"Kata dokter, kadar infeksi dalam tubuhnya sudah melebihi batas normal. Virusnya sudah mulai menyerang kepala." Bik Anti berkata hati-hati sambil mengelus pundak Chilla.
"Bik, apa mama ...." Chilla menghela nafasnya yang terasa sesak , " ... koma?"
"Nggak. Dokter bilang mamamu akan sadar kalau kadar infeksinya sudah turun. Mereka akan memberi suntikan untuk menurunkan kadar infeksinya itu. Kamu yang sabar ya?" Bik Anti terus menepuk-nepuk bahu Chilla pelan.
Tengah malam Kak Dani datang. Ia segera naik kereta setelah mendengar kabar dari Chilla.Â
"Kamu gimana sih di rumah, nggak kasih tau Kakak tentang kondisi mama selama ini."
"Aku nggak tahu, kak.

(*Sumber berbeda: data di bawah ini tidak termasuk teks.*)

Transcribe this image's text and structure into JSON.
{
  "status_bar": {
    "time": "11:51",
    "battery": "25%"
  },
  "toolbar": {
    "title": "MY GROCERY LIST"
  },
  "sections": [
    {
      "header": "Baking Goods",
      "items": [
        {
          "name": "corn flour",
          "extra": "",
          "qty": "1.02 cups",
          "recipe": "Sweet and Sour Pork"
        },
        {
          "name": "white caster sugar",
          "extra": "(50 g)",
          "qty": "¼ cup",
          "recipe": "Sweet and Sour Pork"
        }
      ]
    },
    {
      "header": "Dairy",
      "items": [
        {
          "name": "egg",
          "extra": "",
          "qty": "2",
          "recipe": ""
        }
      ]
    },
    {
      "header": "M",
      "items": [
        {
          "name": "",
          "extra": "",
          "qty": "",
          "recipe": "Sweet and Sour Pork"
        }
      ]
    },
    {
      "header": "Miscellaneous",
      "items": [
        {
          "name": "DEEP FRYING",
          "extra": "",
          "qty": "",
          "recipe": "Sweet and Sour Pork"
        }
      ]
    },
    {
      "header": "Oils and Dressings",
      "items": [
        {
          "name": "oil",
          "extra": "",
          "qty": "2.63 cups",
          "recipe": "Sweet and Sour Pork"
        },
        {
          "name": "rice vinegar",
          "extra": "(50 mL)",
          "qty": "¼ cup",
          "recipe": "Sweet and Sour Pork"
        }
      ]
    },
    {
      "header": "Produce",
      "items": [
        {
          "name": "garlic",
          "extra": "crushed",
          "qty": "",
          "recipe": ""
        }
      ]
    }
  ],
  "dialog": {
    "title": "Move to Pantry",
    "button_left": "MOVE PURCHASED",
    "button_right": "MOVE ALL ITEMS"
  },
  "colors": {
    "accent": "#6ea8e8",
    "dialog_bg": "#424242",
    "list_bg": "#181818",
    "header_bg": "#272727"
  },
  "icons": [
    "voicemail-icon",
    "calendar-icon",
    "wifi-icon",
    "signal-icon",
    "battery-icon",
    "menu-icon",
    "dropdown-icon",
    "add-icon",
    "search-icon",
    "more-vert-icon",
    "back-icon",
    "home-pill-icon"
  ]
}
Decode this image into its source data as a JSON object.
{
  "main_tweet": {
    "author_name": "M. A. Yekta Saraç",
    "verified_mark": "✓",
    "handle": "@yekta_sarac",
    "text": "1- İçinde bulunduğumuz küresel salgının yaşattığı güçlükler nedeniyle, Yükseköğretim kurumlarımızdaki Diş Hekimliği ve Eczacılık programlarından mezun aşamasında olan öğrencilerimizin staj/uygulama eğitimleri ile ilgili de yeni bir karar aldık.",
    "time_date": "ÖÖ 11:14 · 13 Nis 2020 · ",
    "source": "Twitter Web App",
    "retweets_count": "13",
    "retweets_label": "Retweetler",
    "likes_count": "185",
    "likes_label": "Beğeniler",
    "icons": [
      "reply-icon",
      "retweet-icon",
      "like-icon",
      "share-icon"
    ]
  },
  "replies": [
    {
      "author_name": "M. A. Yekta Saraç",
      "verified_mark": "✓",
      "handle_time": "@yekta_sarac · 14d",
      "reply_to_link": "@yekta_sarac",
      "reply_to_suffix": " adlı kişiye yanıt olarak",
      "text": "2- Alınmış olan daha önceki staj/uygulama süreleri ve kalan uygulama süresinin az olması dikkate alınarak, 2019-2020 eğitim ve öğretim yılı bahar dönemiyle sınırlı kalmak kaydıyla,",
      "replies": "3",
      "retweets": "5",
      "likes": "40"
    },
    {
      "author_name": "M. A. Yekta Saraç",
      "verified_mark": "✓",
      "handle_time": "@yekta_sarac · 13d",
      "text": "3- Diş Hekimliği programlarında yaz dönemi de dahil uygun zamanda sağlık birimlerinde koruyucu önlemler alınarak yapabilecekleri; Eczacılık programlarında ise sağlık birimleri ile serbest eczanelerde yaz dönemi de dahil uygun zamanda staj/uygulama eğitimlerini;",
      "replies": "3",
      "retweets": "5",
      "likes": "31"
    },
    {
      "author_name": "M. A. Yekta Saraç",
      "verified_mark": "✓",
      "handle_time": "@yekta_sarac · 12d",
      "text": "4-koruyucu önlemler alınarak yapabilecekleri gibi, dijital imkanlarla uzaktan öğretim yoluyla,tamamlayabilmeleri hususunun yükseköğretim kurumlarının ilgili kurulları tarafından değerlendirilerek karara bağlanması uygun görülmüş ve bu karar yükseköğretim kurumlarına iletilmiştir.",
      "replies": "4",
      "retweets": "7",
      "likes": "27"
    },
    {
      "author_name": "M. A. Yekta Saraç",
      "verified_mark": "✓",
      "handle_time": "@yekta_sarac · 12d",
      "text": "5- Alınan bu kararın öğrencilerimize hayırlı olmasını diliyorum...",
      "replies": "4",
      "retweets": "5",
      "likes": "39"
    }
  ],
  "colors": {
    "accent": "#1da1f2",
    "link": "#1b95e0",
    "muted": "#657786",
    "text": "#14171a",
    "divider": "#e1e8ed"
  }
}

Mama nggak pernah bilang apa-apa."
"Kamu kan harusnya kasih perhatian ke mama. Kakak kan jauh, Chil."
"Maafin aku, Kak." Chilla terguguk.
 "Aku juga salah kurang waktu memantau keadaan di rumah." Dani pun memeluk dan menciumi pipi mama yang terasa panas.
Kedua saudara itu terduduk jatuh. Mereka menangis, seumur hidup baru kali ini seingat Chilla ia dan kakaknya menangis seperti ini. Mama tak pernah membiarkan ada air mata keluar dari cangkang bola mata anak-anaknya. Mama hanya menyuguhkan senyum tawa dan kebahagiaan buat mereka.
Ketika dokter dan rombongan suster datang, mereka disuruh menunggu di luar. Dan di sini lah mereka sekarang.